すごく豪華になった。売ってるお菓子みたいだ!
入りきらなかった残りはタッパーに入れた。
「あ、ユメちゃん。きな粉の方は密閉容器が良いから、リラちゃんに渡す分もタッパーが良いわよ」
「わかったにゃ!」
きな粉多めのまま3つのタッパーに分けて入れた。
「そろそろお昼だけど、なにか食べる?」
「お腹空いたにゃ!」
「あ、いたいた!」
ソウが大きな箱を持ってきた。
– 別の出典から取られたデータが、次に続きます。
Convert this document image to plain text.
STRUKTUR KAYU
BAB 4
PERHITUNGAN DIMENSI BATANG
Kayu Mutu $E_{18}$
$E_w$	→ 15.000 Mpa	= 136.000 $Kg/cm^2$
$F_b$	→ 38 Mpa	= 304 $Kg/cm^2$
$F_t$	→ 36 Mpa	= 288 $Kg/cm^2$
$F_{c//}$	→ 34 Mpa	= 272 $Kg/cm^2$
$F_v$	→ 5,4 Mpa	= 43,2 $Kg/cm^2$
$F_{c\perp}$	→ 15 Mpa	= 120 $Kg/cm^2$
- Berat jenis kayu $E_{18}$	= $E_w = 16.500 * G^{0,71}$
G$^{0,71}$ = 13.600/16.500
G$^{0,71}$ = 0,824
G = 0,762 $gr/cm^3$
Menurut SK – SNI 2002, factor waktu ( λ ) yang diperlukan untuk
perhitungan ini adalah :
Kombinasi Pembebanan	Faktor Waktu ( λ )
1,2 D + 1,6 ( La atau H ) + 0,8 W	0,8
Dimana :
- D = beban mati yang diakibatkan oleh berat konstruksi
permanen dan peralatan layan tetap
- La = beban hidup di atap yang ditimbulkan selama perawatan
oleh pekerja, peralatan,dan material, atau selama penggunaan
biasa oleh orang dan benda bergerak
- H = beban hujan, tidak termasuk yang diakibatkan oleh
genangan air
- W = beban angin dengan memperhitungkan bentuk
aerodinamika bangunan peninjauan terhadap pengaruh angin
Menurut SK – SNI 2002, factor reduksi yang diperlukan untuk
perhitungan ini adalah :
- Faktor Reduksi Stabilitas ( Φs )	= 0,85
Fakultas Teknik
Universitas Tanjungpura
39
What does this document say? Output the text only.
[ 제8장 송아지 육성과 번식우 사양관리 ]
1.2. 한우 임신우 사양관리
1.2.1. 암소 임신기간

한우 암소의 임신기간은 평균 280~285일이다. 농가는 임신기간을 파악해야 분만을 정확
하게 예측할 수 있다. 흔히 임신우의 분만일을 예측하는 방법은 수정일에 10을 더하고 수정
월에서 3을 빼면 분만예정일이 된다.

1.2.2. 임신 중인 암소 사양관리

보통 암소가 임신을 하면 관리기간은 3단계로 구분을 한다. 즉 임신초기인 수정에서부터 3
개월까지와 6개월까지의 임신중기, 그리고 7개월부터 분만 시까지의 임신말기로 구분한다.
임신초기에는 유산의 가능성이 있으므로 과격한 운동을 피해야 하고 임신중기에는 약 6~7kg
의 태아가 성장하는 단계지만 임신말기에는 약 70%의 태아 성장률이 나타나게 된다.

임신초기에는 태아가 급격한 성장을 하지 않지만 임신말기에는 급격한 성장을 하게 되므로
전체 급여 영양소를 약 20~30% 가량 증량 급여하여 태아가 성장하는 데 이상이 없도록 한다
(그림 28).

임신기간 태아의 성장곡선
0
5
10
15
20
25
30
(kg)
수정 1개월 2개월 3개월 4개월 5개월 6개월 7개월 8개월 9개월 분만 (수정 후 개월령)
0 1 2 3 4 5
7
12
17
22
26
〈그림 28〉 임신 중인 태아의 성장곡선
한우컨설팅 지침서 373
何が入っているのだろう?
「おかえりなさい。なにか買ってきたの?」
「ただいま。電子レンジ買ってきた!」
「え!?」「使えるにゃ?」
電子レンジが使えるようになるの?
ソウが、箱を開けながら答えた。
「炊飯器やオーブントースターと同時でなければ大丈夫だろう」
「何に使うの?」
「え?」
ユリの疑問に、ソウが固まっていた。
「ユリ、要らなかった?」
ソウがおずおずと聞いていた。
「あ、あれば便利よね。どうもありがとう」
失言に気づいたらしいユリが繕ったことを言っていたけど、なんだか・・・。
「うん・・・」
ソウがうなだれている。ここは助け船を出した方が良いのか?
「きな粉棒が作りやすくなるにゃ!」
「そうだよな! ユメ、早速作るか?」
「さっき作ったにゃ」
あ、失敗した・・・。
「無限ピーマ、いや何でもないわ」
何かユリが不穏なことを言いそうになっていた気がする。
「ユリ、焼おにぎり作ってよ!電子レンジでいつでも食べられるから」
ソウが笑顔で言った。
「え、あ、はい」
ユリが居ないときにここで食事をする機会ってあるの?
ユメは思ったが、あえて言わなかった。
ユリがいる限り、焼おにぎりもその場で作ると思う。